System net-billing obowiązuje przez 15 lat każdego, kto przyłączył do sieci swoją mikroinstalację. Oddzielnie uwzględniane są dwie kategorie energii: ta, która jest wprowadzana do sieci, oraz ta, która jest pobierana. Nadwyżka energii wyprodukowanej przez instalację fotowoltaiczną jest przeliczana na wartość pieniężną, a następnie ta kwota trafia na konto właściciela instalacji, zwanego prosumentem.
Jednak głównym powodem wzrostu rachunków za energię po zainstalowaniu pomp ciepła są niskiej jakości pompy ciepła oferowane przez nieuczciwych sprzedawców. - Rachunki grozy mogą się zdarzyć w sytuacjach, gdy urządzenie było źle dobrane lub zamontowane. W normalnych sytuacjach nie powinny się zdarzyć. Źle zamontowane i źle dobrane urządzenia to jest coś, co nas bardzo interesuje jako branżę - tłumaczył w rozmowie z serwisem smoglab.pl Paweł Lachman, prezes zarządu Polskiej Organizacji Rozwoju Technologii Pomp Ciepła.
- Gorzej jest wtedy, kiedy na progu domu pojawia się przedstawiciel handlowy, oferując rozwiązanie z bardzo dużym dofinansowaniem, a klient na nie się zgadza bez rozpoznania rynku. W takich sytuacjach może się okazać, że jest to firma, która bardzo duży zysk stawia wyżej niż zadowolenie klienta - dodaje Lachman.
Jego zdaniem z nieuczciwymi sprzedawcami można wygrać w sądzie, ale lepiej zawczasu wiedzieć, na co uważać, kiedy będziemy chcieli zamontować pompy ciepła. - Dom, który nie nadaje się do pompy ciepła - z nielicznymi wyjątkami - to na przykład dom, który nie ma żadnej izolacji cieplnej, są w nim stare okna. Inny przykład to wysokotemperaturowa instalacja grzewcza. Pompa ciepła najczęściej nie będzie do tego pasować - wyjaśnia prezes.

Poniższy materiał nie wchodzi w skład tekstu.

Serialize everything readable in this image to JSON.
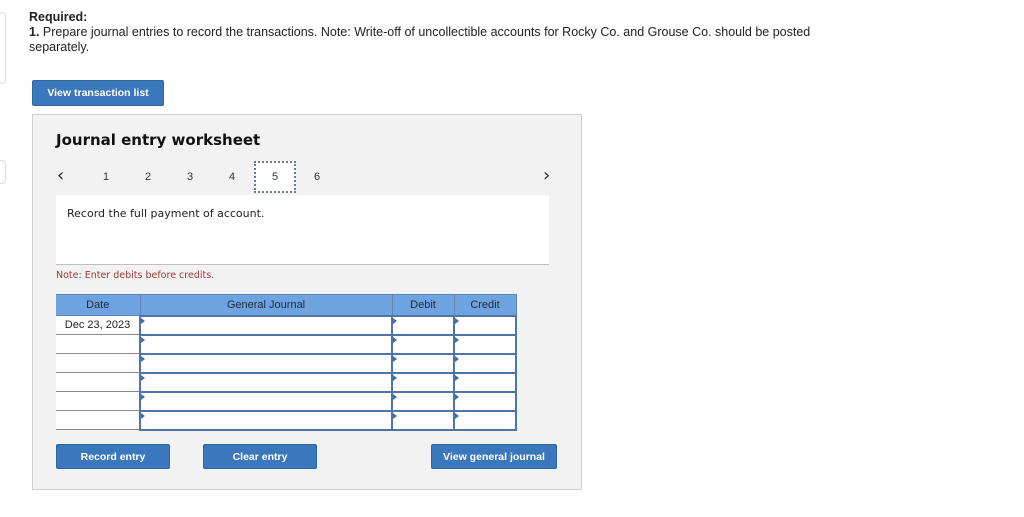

W związku z coraz częstszym procederem, w którym nieuczciwi sprzedawcy wykorzystywali rządowe dotacje i zawyżali ceny pomp, Narodowy Fundusz Ochrony Środowiska i Gospodarki Wodnej (NFOŚiGW) zapowiedział zmiany w przyznawaniu dotacji na urządzenia. Część z nich zawyżała ceny urządzeń, przez co miało dochodzić do sytuacji, w których cena pompy kosztującej 10 tys. zł, szła do góry nawet o 100 proc., co powodowało, że niektórzy sprzedawcy zyskiwali spore pieniądze na nieuczciwej marży.

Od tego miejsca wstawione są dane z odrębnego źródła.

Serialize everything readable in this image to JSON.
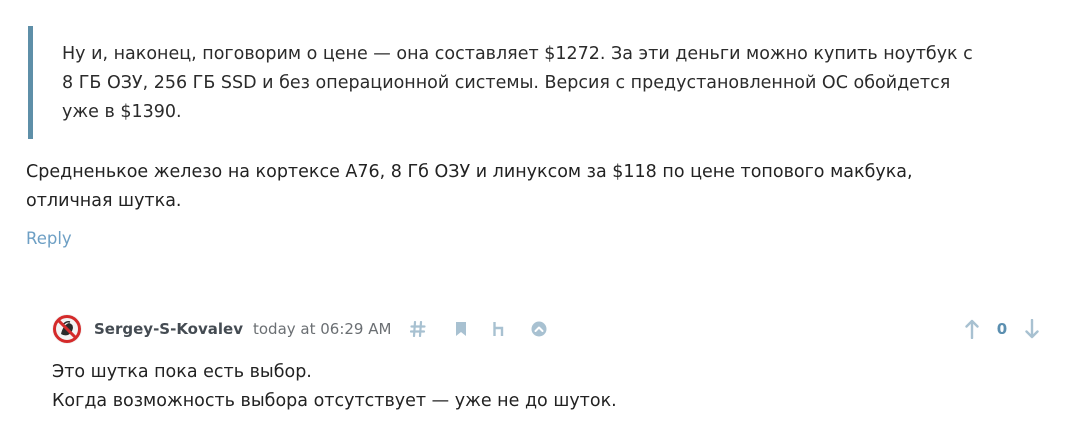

Dofinansowania będą udzielane tylko tym urządzeniom, które zostały wpisane na zamkniętą listę ZUM (Lista Zielonych Urządzeń i Materiałów). NFOŚiGW w ten sposób chce wykluczyć możliwość przydzielania dotacji na urządzenia, których deklarowane dane techniczne nie spełniają rzeczywistych parametrów urządzenia.
Zmiany mają ułatwić osobom planującym zakup pompy w wyborze odpowiedniego urządzenia za uczciwą cenę. Nabywcy mają problem w odróżnieniu wysokiej jakości urządzeń od tych, które nie spełniają takich wymagań.
W Polsce od pewnego czasu mamy do czynienia z prawdziwym boomem na montaż pomp ciepła. Liczba sprzedanych pomp ciepła w 2022 roku wzrosła o 120 proc. w porównaniu do 2021. W 2022 r. Polska była na ósmym miejscu wśród państw UE pod względem sprzedaży pomp ciepła w przeliczeniu na tysiąc gospodarstw domowych.
Pomagały temu różnego rodzaju dofinansowania - m.in. z programu "Mój Prąd" można było starać się o dotację na instalację pompy ciepła w wysokości 58 tys. zł.
Doniesienia o wyższych rachunkach za energię oraz nieuczciwych sprzedawcach oszukujących na pompach szczególnie niepokoi Ministerstwo Klimatu i Środowiska. - Musimy pilnie wyeliminować nieefektywne pomp ciepła. Instalowanie takich urządzeń i występowanie o dotacje na nie może podważyć zaufanie obywateli do państwa i programu - powiedziała ministra klimatu i środowiska Paulina Hennig-Kloska w ostatnim wywiadzie z "Rzeczpospolitą.
Ministra klimatu podkreśla, że montowanie pomp ciepła ma największy sens przy jednoczesnej kompleksowej termomodernizacji budynków. - Zezwalanie na montaż pomp ciepła w domach bez ich jednoczesnej termomodernizacji to narażanie obywateli na niesamowicie wysokie koszty - powiedziała. Szefowa resortu zapowiedziała jedoncześnie, że resort we współpracy z NFOŚiGW ma wypracować kolejne rozwiązania mające zabezpieczyć rynek pomp ciepła.